Não sei se mais alguém a considerava grande.
Sei que quando ela demorava um pouco a chegar para dar a primeira aula na minha turma de curso de Formação de Professores já nos inquietávamos porque ela quase nunca se atrasava, a não ser por um único motivo.
Ficávamos todas, só meninas, adolescentes de 15,16 anos, aflitas. Umas, mais impacientes, iam até a porta sorrateiramente espiar se ela estava chegando. Se a Fiscal do corredor nos pegasse em pé, fora das nossas carteiras era corretivo na certa.
Depois de uns 15 longos minutos de atraso lá vinha ela, desconcertada, constrangida, se desculpando atabalhoadamente pelo atraso, pedindo que abríssemos o livro/caderno para começarmos a aula.
Em silêncio, solidárias com ela, abaixávamos nossas cabeças e começávamos nossa aula do dia. Com ela conheci o que era diversidade, que os aluninhos que eu conheceria no estágio, um pouco adiante eram todos diferentes uns dos outros, todos únicos e que eu seria única pra eles; que alguns eram privilegiados por terem uma família e outros eram sobreviventes e resistentes e o principal aprendizado para eles era o afeto; outros eram “especiais”.

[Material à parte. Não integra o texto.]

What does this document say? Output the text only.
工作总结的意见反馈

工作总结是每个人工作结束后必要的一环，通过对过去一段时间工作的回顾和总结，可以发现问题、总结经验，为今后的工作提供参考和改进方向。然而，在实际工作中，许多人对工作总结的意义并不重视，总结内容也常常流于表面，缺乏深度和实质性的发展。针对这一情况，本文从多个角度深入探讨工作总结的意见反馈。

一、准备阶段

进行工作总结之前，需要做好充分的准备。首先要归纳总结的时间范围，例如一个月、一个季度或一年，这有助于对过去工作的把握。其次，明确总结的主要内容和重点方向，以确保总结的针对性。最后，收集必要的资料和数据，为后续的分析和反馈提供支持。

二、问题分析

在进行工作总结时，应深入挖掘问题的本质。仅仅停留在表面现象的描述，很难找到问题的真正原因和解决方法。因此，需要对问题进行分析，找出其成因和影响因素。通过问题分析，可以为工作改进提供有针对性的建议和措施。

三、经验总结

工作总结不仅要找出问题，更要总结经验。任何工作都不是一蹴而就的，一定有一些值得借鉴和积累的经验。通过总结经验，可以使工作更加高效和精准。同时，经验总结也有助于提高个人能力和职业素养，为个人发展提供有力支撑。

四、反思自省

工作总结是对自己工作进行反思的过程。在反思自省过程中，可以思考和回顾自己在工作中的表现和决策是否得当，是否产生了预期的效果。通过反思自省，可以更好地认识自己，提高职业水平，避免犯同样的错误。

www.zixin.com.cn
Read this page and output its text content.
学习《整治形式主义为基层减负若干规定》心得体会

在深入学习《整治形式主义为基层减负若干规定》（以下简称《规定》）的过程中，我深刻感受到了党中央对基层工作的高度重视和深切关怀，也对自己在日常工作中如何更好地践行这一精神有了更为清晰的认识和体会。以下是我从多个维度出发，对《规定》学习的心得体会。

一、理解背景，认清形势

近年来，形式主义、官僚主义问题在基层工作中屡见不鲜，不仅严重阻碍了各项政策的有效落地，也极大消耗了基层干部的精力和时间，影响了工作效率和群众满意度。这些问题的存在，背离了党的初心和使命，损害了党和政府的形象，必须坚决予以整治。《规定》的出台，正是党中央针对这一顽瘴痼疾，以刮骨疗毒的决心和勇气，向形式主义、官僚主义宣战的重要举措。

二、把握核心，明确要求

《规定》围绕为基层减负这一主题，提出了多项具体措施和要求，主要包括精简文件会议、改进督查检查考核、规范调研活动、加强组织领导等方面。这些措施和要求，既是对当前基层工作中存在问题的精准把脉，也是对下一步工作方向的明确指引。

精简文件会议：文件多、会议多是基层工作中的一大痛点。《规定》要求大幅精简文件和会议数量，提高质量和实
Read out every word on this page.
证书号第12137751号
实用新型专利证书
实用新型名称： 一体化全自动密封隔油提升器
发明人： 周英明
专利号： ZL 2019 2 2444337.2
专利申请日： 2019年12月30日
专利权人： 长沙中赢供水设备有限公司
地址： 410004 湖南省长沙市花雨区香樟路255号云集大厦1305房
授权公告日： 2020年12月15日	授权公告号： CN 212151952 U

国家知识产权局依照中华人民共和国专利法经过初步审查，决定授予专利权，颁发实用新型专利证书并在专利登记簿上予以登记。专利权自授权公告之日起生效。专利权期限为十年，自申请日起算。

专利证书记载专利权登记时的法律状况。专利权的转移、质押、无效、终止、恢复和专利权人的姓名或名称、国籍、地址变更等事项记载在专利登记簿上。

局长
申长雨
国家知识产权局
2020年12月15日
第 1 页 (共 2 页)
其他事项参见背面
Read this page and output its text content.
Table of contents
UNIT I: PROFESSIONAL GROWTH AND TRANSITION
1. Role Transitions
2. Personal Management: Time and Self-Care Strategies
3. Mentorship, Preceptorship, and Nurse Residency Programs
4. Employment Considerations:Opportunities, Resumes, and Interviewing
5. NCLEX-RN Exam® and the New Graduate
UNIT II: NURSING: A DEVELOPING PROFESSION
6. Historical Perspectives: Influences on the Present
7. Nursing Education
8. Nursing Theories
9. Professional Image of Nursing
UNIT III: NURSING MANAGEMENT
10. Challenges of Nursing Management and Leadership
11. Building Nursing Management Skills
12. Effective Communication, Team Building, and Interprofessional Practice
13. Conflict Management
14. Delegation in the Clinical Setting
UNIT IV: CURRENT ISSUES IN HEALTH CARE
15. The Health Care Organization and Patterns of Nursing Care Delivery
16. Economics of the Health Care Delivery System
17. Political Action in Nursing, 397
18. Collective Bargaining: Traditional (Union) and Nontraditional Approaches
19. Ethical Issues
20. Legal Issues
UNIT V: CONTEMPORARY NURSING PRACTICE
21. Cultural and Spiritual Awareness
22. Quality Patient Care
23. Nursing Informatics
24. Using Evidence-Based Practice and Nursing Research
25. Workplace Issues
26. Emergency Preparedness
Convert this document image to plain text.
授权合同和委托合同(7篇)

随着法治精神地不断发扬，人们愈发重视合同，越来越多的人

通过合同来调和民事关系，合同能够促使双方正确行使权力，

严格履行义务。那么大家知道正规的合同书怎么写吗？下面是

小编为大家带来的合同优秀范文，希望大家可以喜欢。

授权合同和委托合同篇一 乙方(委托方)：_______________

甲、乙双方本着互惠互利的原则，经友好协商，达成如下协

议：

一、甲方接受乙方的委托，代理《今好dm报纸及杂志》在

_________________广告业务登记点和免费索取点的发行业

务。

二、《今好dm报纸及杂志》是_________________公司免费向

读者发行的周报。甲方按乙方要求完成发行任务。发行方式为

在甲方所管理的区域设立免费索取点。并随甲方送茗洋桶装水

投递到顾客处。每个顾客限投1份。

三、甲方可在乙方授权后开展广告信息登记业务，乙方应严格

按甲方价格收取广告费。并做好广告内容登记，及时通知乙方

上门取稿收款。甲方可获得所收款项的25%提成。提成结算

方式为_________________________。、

Foi a primeira professora que usou esse termo “especial”.
Assim transcorria a aula dessa grande mulher, que na verdade não devia chegar a 1,60m de altura.
Quando soava a sirene sinalizando o fim da aula dela, nós fechávamos os livros, ainda com as cabeças baixas, enquanto ela, ainda nervosa, pegava seu material e ia se retirando para outra sala.
Só então nós olhávamos abertamente para ela, já saindo da sala, procurando algum possível vestígio do atraso dela: o mancar de uma perna, um hematoma num braço, no rosto ou outra marca dolorosa (vergonhosa) de um “acidente doméstico” qualquer.
Nunca consegui entender de onde ela tirava a força e a grandeza para me deixar todas essas marcas, nada dolorosas, nada vergonhosas que tanto contribuíram para minha formação profissional e me faz considerá-la ESPECIAL.